Become a small talk survivor. Small talk survivors turn these situations into opportunities for success. These holiday events all have the potential to become great networking possibilities
Whether you are at a business meet and greet or a neighbor’s holiday get together, you can use conversational skills as a tool with which to build new connections, while avoiding awkward pauses and uncomfortable conversations. After all, any relationship starts with small talk.
The first step in becoming a small talk survivor is realizing just how important conversational skills are. Mastering the art of small talk is not only essential in forming new relationships, but also in creating lasting impressions. With the right approach and preparation anyone can become a skilled conversationalist. Great small talkers are made, not born.
The next time you find yourself at a holiday function, try one of these top ten icebreakers:
- “How do you know the host/hostess”?
- “What are some of your family holiday traditions?”
- “Since we have last gotten together, what is new with your family/work?
- “Tell me about your plans for this holiday season…”
- “What is your favorite thing about the holiday season? Why?”
- “Bring me up to date on what you have coming up/planned for the upcoming year?”
- “Describe your typical holiday festivities…”
- “What special gifts do you have planned to give this year?”
- “What was the best gift you ever received? Why?”
- “How does the holiday season impact your work/industry?”
Once you have broken the ice, follow these important tips to ensure your small talk success:
- Don’t rush through conversations. Take your time and be sure to remember names and use them frequently during conversations.
- Show an interest in every person you meet. By showing an interest you are creating a favorable impression of yourself.
- Be prepared. Before entering an event, take a couple minutes and think of at least three conversation points or topics. If you happen to encounter an uncomfortable silence, these conversation points will always come in handy.
- Always maintain eye contact. Eye contact is an easy way to make others feel comfortable, important, and special.
- Act confident through your body language, even if you are not. Nervous body language can make others uncomfortable and anxious. Try to be aware of your body language throughout conversations.
- Be a careful listener. By listening intently to what others are saying, you are not only making them feel important, but you can use information you gather to keep the conversation going.

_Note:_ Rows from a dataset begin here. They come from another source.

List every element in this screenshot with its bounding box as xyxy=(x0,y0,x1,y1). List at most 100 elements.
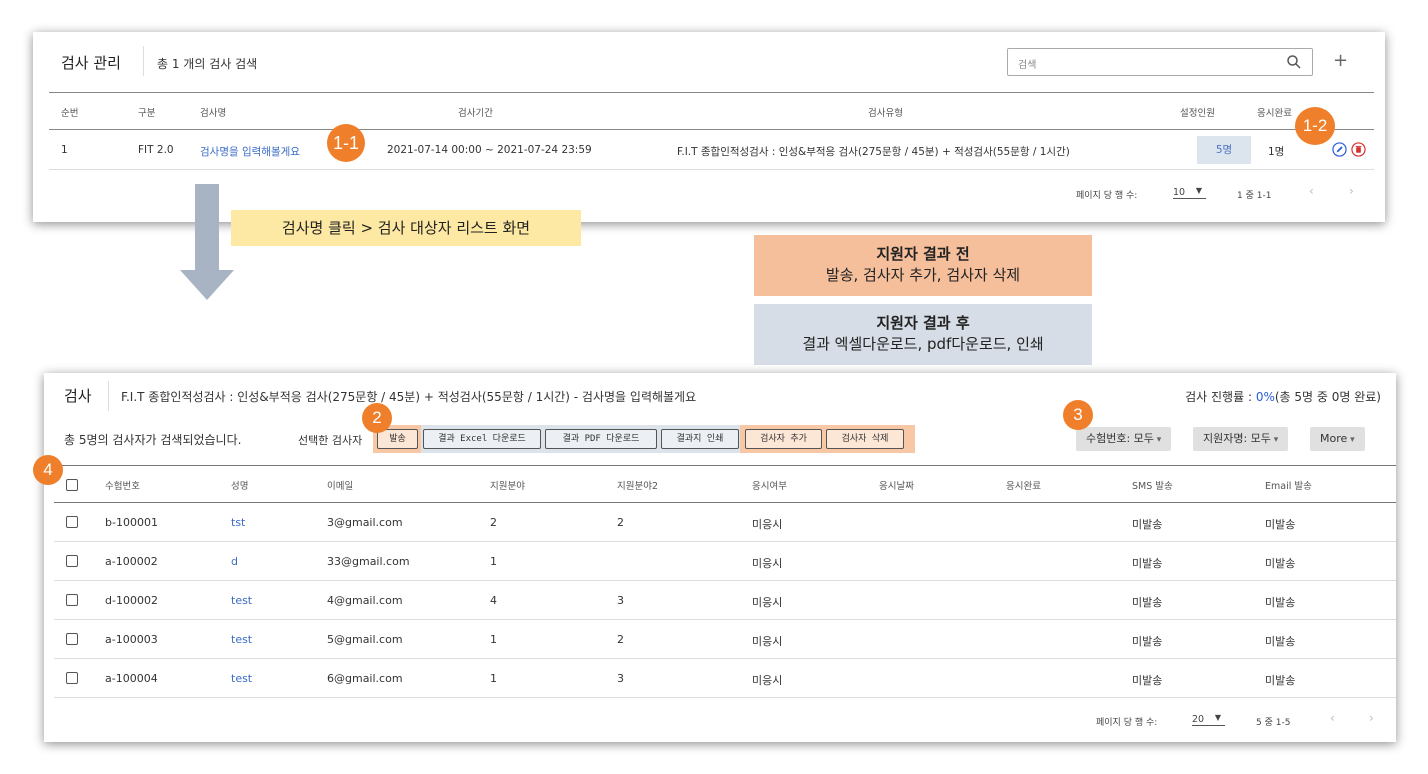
email: 4@gmail.com xyxy=(327,594,403,607)
callout-badge-1-1: 1-1 xyxy=(327,124,365,162)
examinee-list-panel: 검사 F.I.T 종합인적성검사 : 인성&부적응 검사(275문항 / 45분… xyxy=(44,373,1396,742)
exam-no: d-100002 xyxy=(105,594,158,607)
col-field2: 지원분야2 xyxy=(617,481,659,492)
sms-status: 미발송 xyxy=(1132,518,1163,531)
edit-icon[interactable] xyxy=(1332,142,1347,157)
table-row: b-100001 tst 3@gmail.com 2 2 미응시 미발송 미발송 xyxy=(54,503,1396,542)
row-kind: F.I.T 종합인적성검사 : 인성&부적응 검사(275문항 / 45분) +… xyxy=(677,146,1070,158)
col-period: 검사기간 xyxy=(458,108,493,119)
add-examinee-button[interactable]: 검사자 추가 xyxy=(745,429,822,449)
prev-page-button[interactable]: ‹ xyxy=(1309,184,1314,198)
col-completed: 응시완료 xyxy=(1257,108,1292,119)
send-button[interactable]: 발송 xyxy=(377,429,418,449)
after-result-note: 지원자 결과 후 결과 엑셀다운로드, pdf다운로드, 인쇄 xyxy=(754,304,1092,365)
rows-per-page-select[interactable]: 10 ▼ xyxy=(1173,186,1206,199)
excel-download-button[interactable]: 결과 Excel 다운로드 xyxy=(423,429,541,449)
selected-label: 선택한 검사자 xyxy=(298,434,363,447)
before-result-note: 지원자 결과 전 발송, 검사자 추가, 검사자 삭제 xyxy=(754,235,1092,296)
email-status: 미발송 xyxy=(1265,635,1296,648)
before-result-desc: 발송, 검사자 추가, 검사자 삭제 xyxy=(825,266,1021,284)
callout-badge-3: 3 xyxy=(1063,400,1093,430)
select-all-checkbox[interactable] xyxy=(66,479,78,491)
row-checkbox[interactable] xyxy=(66,594,78,606)
print-result-button[interactable]: 결과지 인쇄 xyxy=(661,429,739,449)
next-page-button[interactable]: › xyxy=(1349,184,1354,198)
rows-per-page-label: 페이지 당 행 수: xyxy=(1096,718,1158,728)
row-checkbox[interactable] xyxy=(66,516,78,528)
examinee-name-link[interactable]: tst xyxy=(231,516,245,529)
email: 33@gmail.com xyxy=(327,555,410,568)
row-no: 1 xyxy=(61,144,68,156)
exam-name-link[interactable]: 검사명을 입력해볼게요 xyxy=(200,144,300,159)
exam-table-header: 순번 구분 검사명 검사기간 검사유형 설정인원 응시완료 xyxy=(49,92,1374,130)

- Make people feel special. People, even shy ones, like to talk about themselves, so let them.
- Don’t steal the show, and don’t let others steal the show either. Try to give everyone in an interaction the opportunity to speak and let their opinions be heard. If someone else is monopolizing a conversation, wait until a pause or that person takes a breath and then makes a comment that can steer the conversation in a new direction. Or include someone who has not been heard from or is new to the conversation by asking, “What is your opinion on this?” or “What are your views on this issue?”
- Be appropriate. In certain settings some topics may not be suitable. And be careful when asking about spouses or relationships, you may end up regretting it.
- Don’t interrogate a conversational partner. Questions like: “Where are you from?” “Are you married?” and “What do you do for a living?” can stop a conversation before it ever really starts.
- Be respectful of the opinions of others. Not everyone agrees on things, and friendly disagreements can be a gateway to a great conversation.
- Have exit lines prepared. You will probably want to mingle with several people around the room.
This holiday season every new face is a new opportunity for conversational success. Don’t find yourself voted off the island, use the tips provided here to help guarantee you will be a small talk survivor!